LIFF 2011: MARIANNE review

Filip Tegstedt's Marianne stretches the definition of a horror movie by quite some way; there's only one recurring supernatural element and it's left very much open to interpretation as to whether the main character is imagining the whole thing, to the point of openly mocking him. Yet it's not really about the scares, more about the tragedy of a man's psyche visibly imploding - the story of someone who did a terrible thing, where it's slowly revealed to us just how terrible, and how much worse he makes the situation by trying to put everything right without thinking about it first.

Krister (Tomas Hedengran) is a teacher living in a quiet Swedish suburb, painstakingly trying to put his life back together after it's taken a particularly awful turn for the worst. His wife Eva (Tintin Anderzon) is dead, his oldest, teenaged daughter's drifting away from him and he's clearly struggling to cope with looking after her as well as an infant.
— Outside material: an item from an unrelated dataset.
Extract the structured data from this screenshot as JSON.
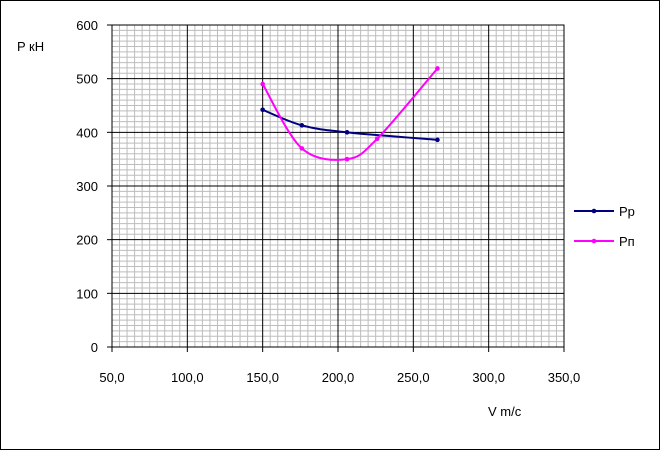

It's quickly made plain Krister is in large part responsible for this - that he was an unrepentant, egotistical jerk cheating on Eva right up to the moment she decided to take him back for what turned out to be the last time.

But the guilt that consumes Krister initially seems out of all proportion to anything he's done - a spectre visits him at night, a female figure that wanders into his room and crushes him to the bed while he lies there, helpless, the terror close to finishing him off. No-one believes him bar his daughter's oddball boyfriend, and his psychologist (Peter Stormare) fears this mounting obsession might be the sign of some deeper underlying issue. Either way, the ghost seems to be a danger of some kind, but whether it's haunting him or vice versa what was it he did to deserve a punishment this harsh?

To be honest, Marianne's big twist becomes pretty obvious relatively early on; still, this is a film where the pleasure comes not from what gets revealed, but how. Tegstedt could plainly have done with a good deal more money, or at least more time behind the camera - technically the film is hardly bad, but it's all over the place, veering from a saturated, over-bright soap opera gloss to grainy handheld work to the odd helicopter shot that's at least a bit more professional. There's very little cinematic about it, and the one explicit effects shot is jarringly lo-fi.

Still, the film is frequently riveting stuff, small scale and visual flaws notwithstanding. Tegstedt, who wrote the script, proves far, far better at pacing and building character. Marianne is a slow, remorseless parade around a pitiful, broken man trying and failing to hold himself together, and while many of the plot beats revolve around Krister's ghost you could take her out altogether and the film would probably still stand up. The horror comes from the weight not so much of the ghost on his back but the mundane problems piling up - memories of his wife, desperate attempts to reconcile with his daughter, the sense nothing will ever be normal again.

Hedegran, a long-time fixture of Swedish TV and cinema, is excellent here - it's never an easy thing to embody an inveterate asshole yet at the same time suggest he could be redeemed, or better yet, convince the audience he ought to be. It's largely his film, though Stormare is predictably solid in support. Sandra Larsson as Krister's suffering eldest daughter is also worth a mention, comfortably holding her own against the veteran and the Hollywood star - it's a remarkably confident showing for a debut performance, and deserves to get her some wider attention.

And Marianne is if not outright horrifying, then certainly deeply disturbing. There's the strain in Sandra's voice as she struggles to cope with her father coming apart; there's the dark, dark places the story goes, with Krister losing a lot more before we're done with him. And there's some excellent audio design, a grinding, crackling drone announcing the ghost like a dying speaker system in a dark and musty room. Most of all, though, it's the sense of helplessness, that no-one's prepared to really consider what Krister might be tormenting himself with, much less that his tormentor might be real.

Yet it's also a very human film, even comical at times. Larsson's partly impressive because she feels like a teenager without a capital T, where her problems exist outside of the plot, not just as an expression of how much pain her father's downward spiral is causing. The Big Reveal does lurch a little too far into melodrama (Marianne herself is by far the thinnest role, and frustratingly close to a cipher) but the movie still convinces you Krister has something decent about him with his clumsy attempts to do the right thing.

It takes some effort to get the most out of Marianne - it's obviously the work of a first time director, with frequent technical hiccups, and its slow, unassuming pace is not going to be to everyone's taste. But it's worth sticking with. Like the best ghost stories, Marianne touches on something deeper and more truthful than simple boo scares; the fear that if we do something bad, someone or something will make sure we get punished, and the nagging suggestion that maybe we deserve it. And it haunts you, sinks beneath your conscious thoughts and lodges there for a long, long time, despite the lack of blood and thunder. Any discerning horror buff willing to forgive some rough edges should consider Filip Tegstedt's debut strongly recommended.

(Marianne was screened at the 25th Leeds International Film Festival, which ran from 3rd-20th November 2011.)